US President Donald Trump has threatened on to declare a national emergency to circumvent Congress if he can't reach a deal with Democrats to fund his promised border wall.
The border wall funds has been at the centre of the ongoing partial government shutdown.
The comments came ahead of his planned trip to Texas to press his case that the country is facing a crisis which can only be solved by spending billions of dollars to construct a wall along the border with Mexico.
His trip to the border town of McAllen, Texas, comes on the 20th day the shutdown that has left some 800,000 Americans out of work or working without pay.
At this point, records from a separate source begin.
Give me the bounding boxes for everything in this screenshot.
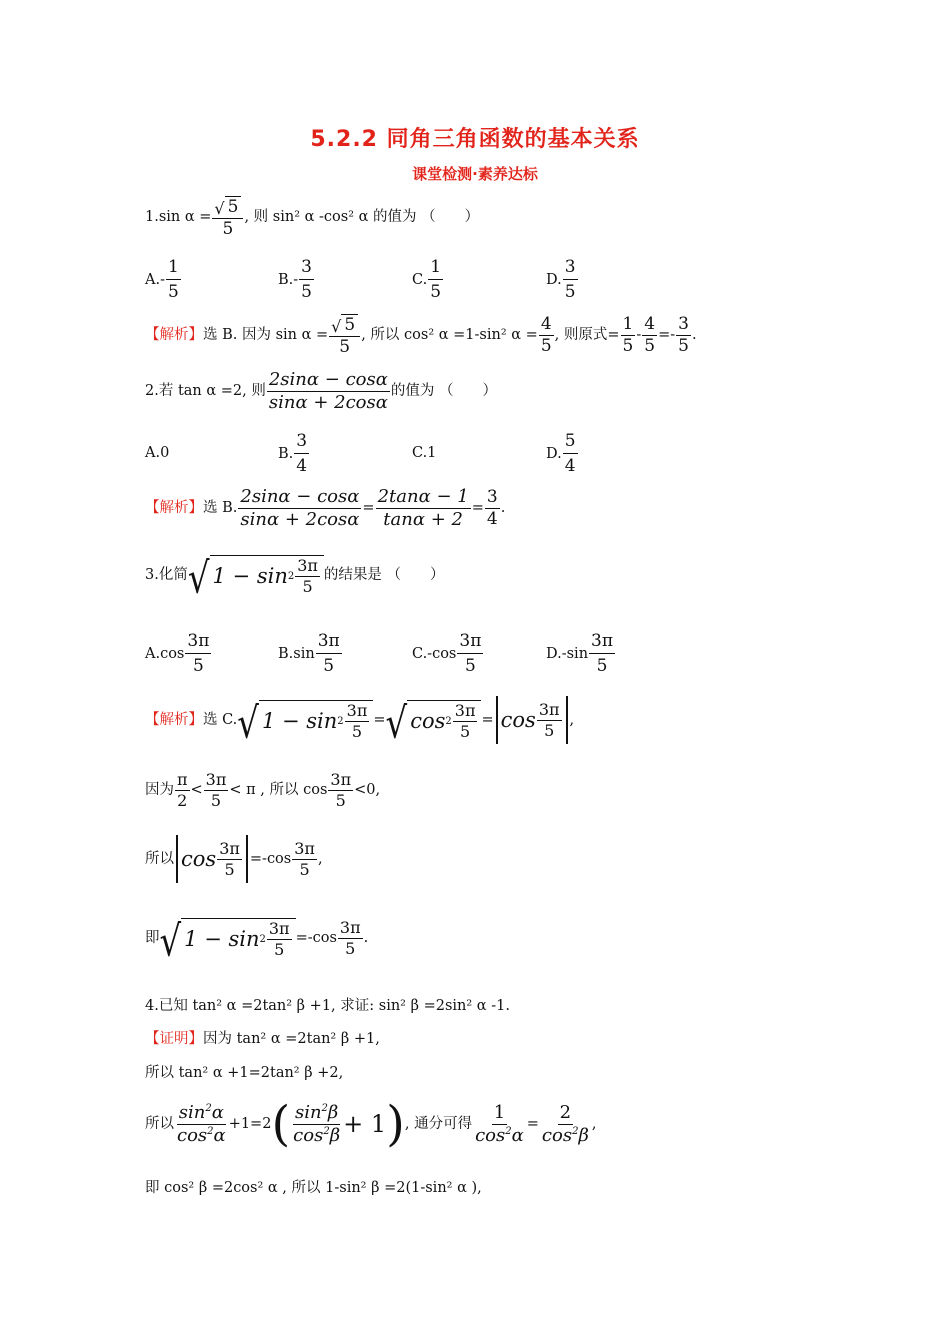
q1-analysis: 【解析】 选 B. 因为 sin α = √ 5 5 , 所以 cos² α =1-sin² α = $\frac{4}{5}$ , 则原式= $\frac{1}{5}$ - $\frac{4}{5}$ =- $\frac{3}{5}$ . [145,313,697,357]
q4-proof-line-2: 所以 tan² α +1=2tan² β +2, [145,1065,344,1081]
q4-proof-line-3: 所以 $\frac{\sin^2\alpha}{\cos^2\alpha}$ +1=2 ( $\frac{\sin^2\beta}{\cos^2\beta}$ + 1 ) , 通分可得 $\frac{1}{\cos^2\alpha}$ = $\frac{2}{\cos^2\beta}$ , [145,1096,597,1152]
q2-option-d: D. $\frac{5}{4}$ [546,431,576,476]
q2-option-c: C.1 [412,445,437,461]
page-title: 5.2.2 同角三角函数的基本关系 [310,127,640,152]
page-subtitle: 课堂检测·素养达标 [412,165,538,183]
question-1 [145,196,479,238]
q1-option-d: D. $\frac{3}{5}$ [546,257,576,302]
q3-line-4: 即 √ 1 − sin 2 $\frac{3\pi}{5}$ =-cos $\frac{3\pi}{5}$ . [145,917,369,968]
q3-option-b: B.sin $\frac{3\pi}{5}$ [278,631,340,676]
q2-option-a: A.0 [145,445,170,461]
question-3: 3.化简 √ 1 − sin 2 $\frac{3\pi}{5}$ 的结果是 （ ） [145,554,445,605]
analysis-tag: 【解析】 [145,326,203,343]
q3-analysis: 【解析】 选 C. √ 1 − sin 2 $\frac{3\pi}{5}$ = √ cos 2 $\frac{3\pi}{5}$ = cos $\frac{3\pi}{5}$ , [145,696,574,744]
q1-option-c: C. $\frac{1}{5}$ [412,257,442,302]
q3-option-a: A.cos $\frac{3\pi}{5}$ [145,631,210,676]
q3-option-c: C.-cos $\frac{3\pi}{5}$ [412,631,482,676]
q2-analysis: 【解析】 选 B. $\frac{2\sin\alpha - \cos\alpha}{\sin\alpha + 2\cos\alpha}$ = $\frac{2\tan\alpha - 1}{\tan\alpha + 2}$ = $\frac{3}{4}$ . [145,486,506,530]
question-2: 2.若 tan α =2, 则 $\frac{2\sin\alpha - \cos\alpha}{\sin\alpha + 2\cos\alpha}$ 的值为 （ ） [145,369,497,413]
q1-option-b: B.- $\frac{3}{5}$ [278,257,312,302]
q4-proof-line-4: 即 cos² β =2cos² α , 所以 1-sin² β =2(1-sin² α ), [145,1180,482,1196]
q1-suffix: , 则 sin² α -cos² α 的值为 （ ） [244,208,480,225]
q3-line-2: 因为 $\frac{\pi}{2}$ < $\frac{3\pi}{5}$ < π , 所以 cos $\frac{3\pi}{5}$ <0, [145,770,381,810]
question-4: 4.已知 tan² α =2tan² β +1, 求证: sin² β =2sin² α -1. [145,998,510,1014]
q4-proof-line-1: 【证明】 因为 tan² α =2tan² β +1, [145,1031,380,1047]
q3-option-d: D.-sin $\frac{3\pi}{5}$ [546,631,614,676]
q2-option-b: B. $\frac{3}{4}$ [278,431,308,476]
q1-prefix: 1.sin α = [145,208,212,225]
q1-option-a: A.- $\frac{1}{5}$ [145,257,179,302]
q1-fraction: √ 5 5 [212,196,243,238]
q3-line-3: 所以 cos $\frac{3\pi}{5}$ =-cos $\frac{3\pi}{5}$ , [145,835,323,883]
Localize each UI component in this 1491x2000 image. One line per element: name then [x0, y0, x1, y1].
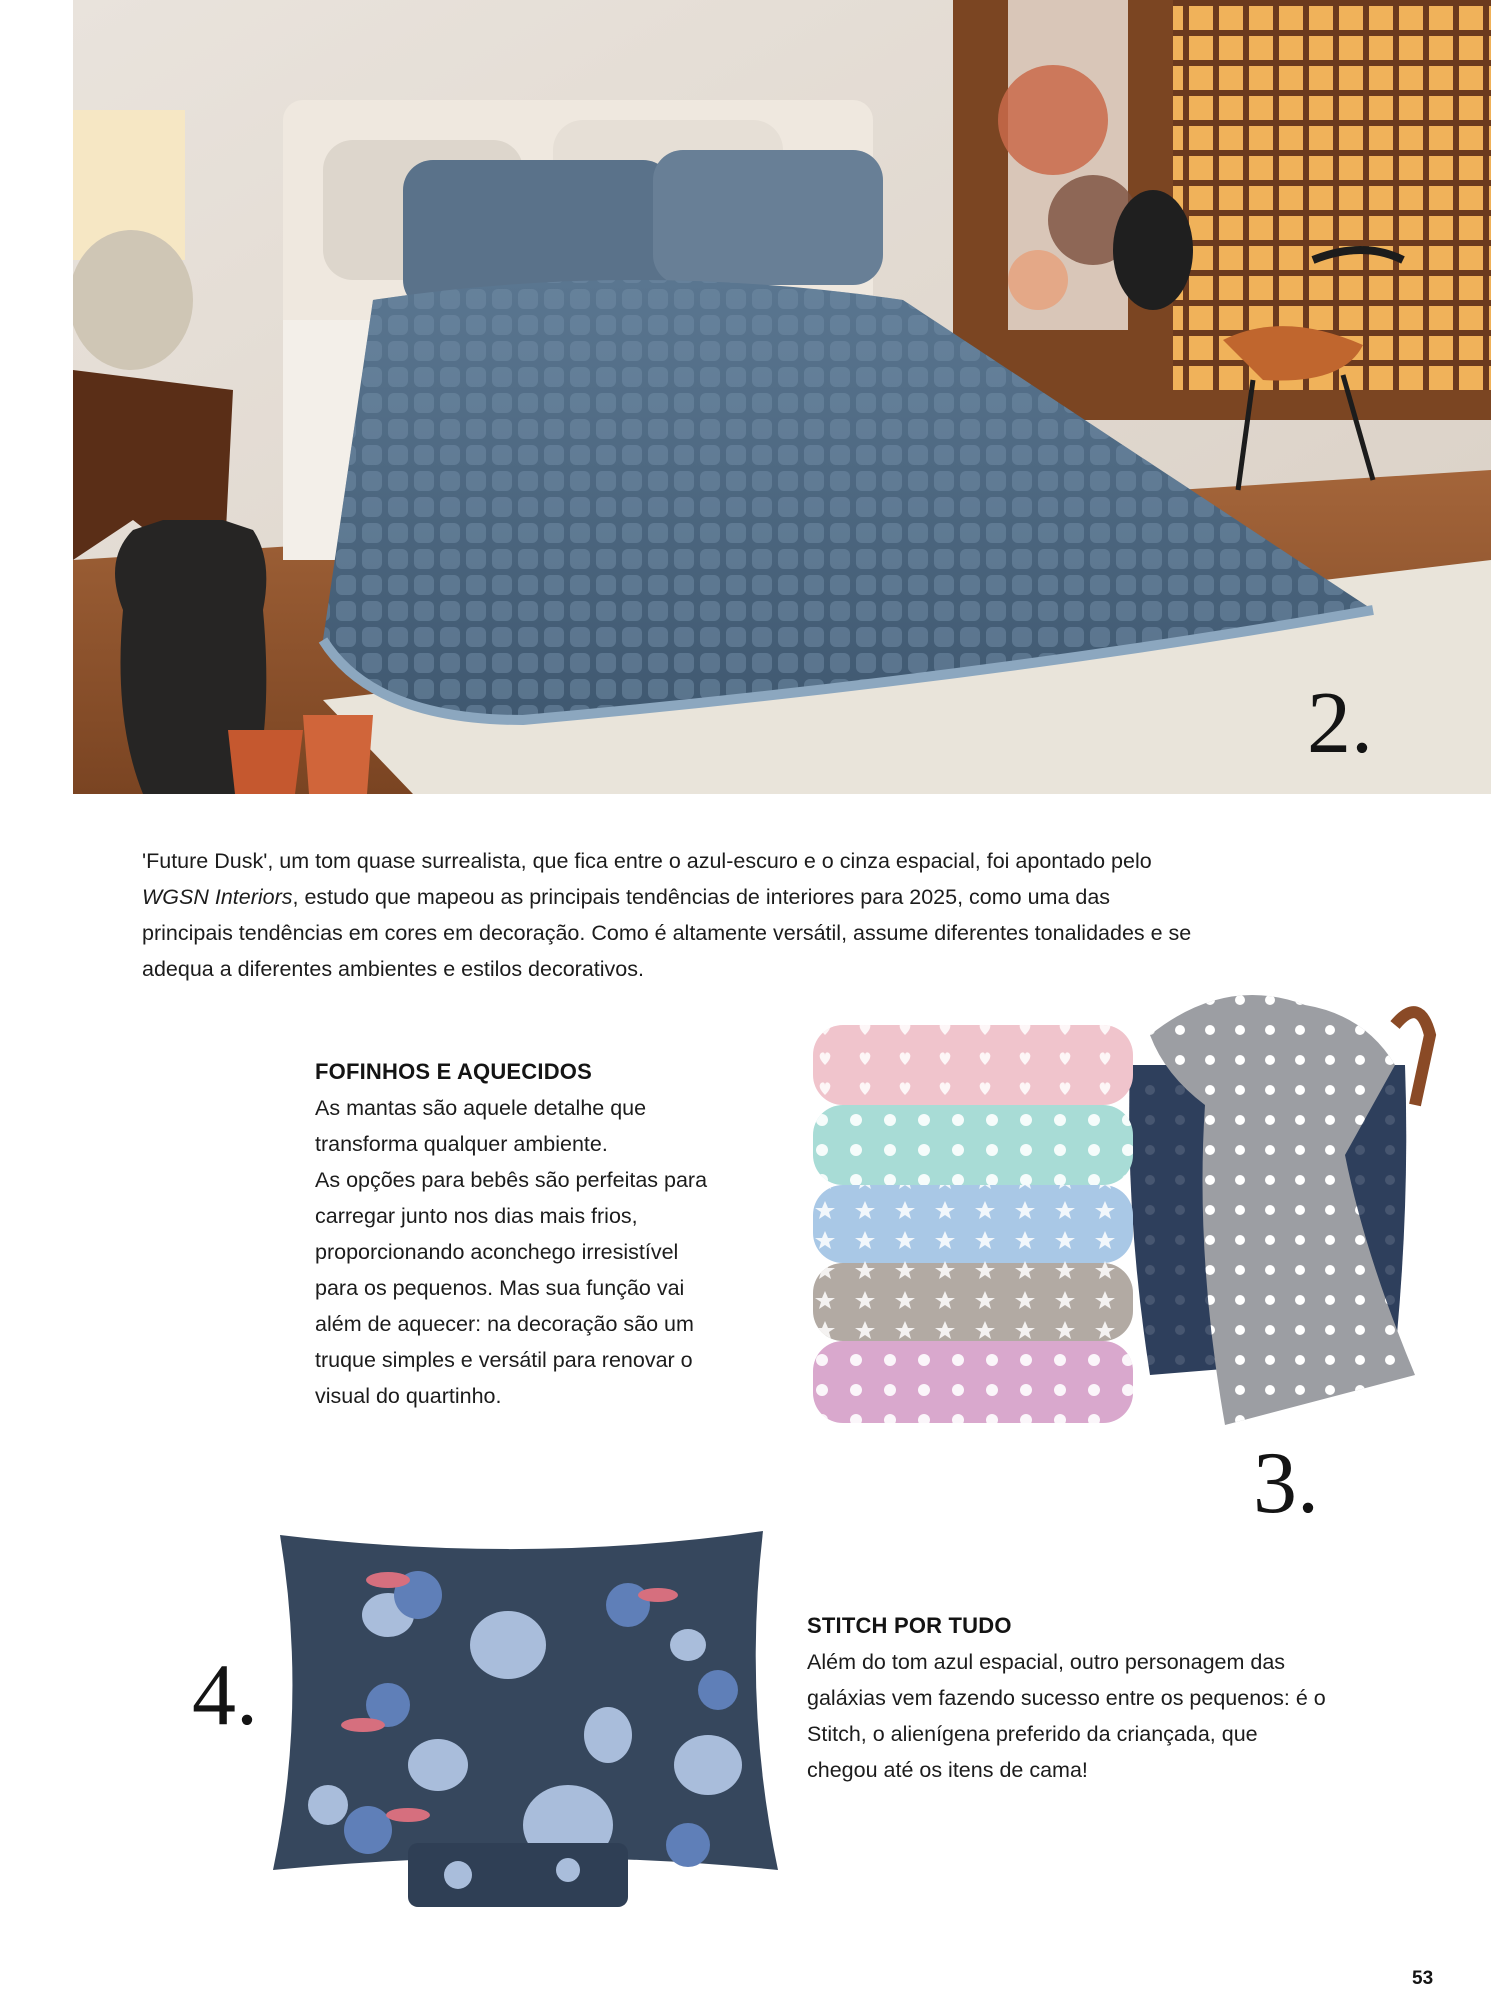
blankets-text-block [315, 1054, 725, 1414]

P
rior to the shutdown, he said he would be "proud" to shut the government down over the issue but has since blamed Democrats.
He also has been considering whether to declare a national emergency and use it to circumvent Congress by building the wall with money allocated for the Department of Defense.
On Thursday, Trump said it would be "very surprising" for him not to declare a national emergency if he can't make a deal with Democrats.
"I'm not prepared to do that yet, but if I have to, I will," Trump told reporters.
"We're either going to have a win - make a compromise - because I think a compromise is a win for everybody - or I will declare a national emergency," he said.
It's not clear what a compromise would entail, as Trump has so far refused to give up on his demand for $5.7bn in border wall funding, and if he were to go through with the threat to declare a national emergency, it would likely be challenged in the courts.
Democrats, who control the House of Representatives, refuse to approve the funding, saying a border wall is ineffective, expensive and immoral.
They have instead said they will allocate more than $1.3bn for border security measures that don't include a wall.
On his trip to Texas, Trump will travel with the state's two US senators, Republicans John Cornyn and Ted Cruz.
After Trump's midday visit, Cornyn will host a roundtable discussion with area mayors, judges, law enforcement personnel and others involved with the border issue.
McAllen is located in the Rio Grande Valley, the busiest part of the border where individuals cross between official ports of entry.
Trump has expressed his own doubts that his appearance and remarks in Texas will change any minds as he seeks money for the wall that has been his signature promise since his presidential campaign.
On December 22, about 25 percent of the government - excluding mainly the Department of Defense and health-related programmes - shut down because of Congress' inability to meet a September deadline on funding.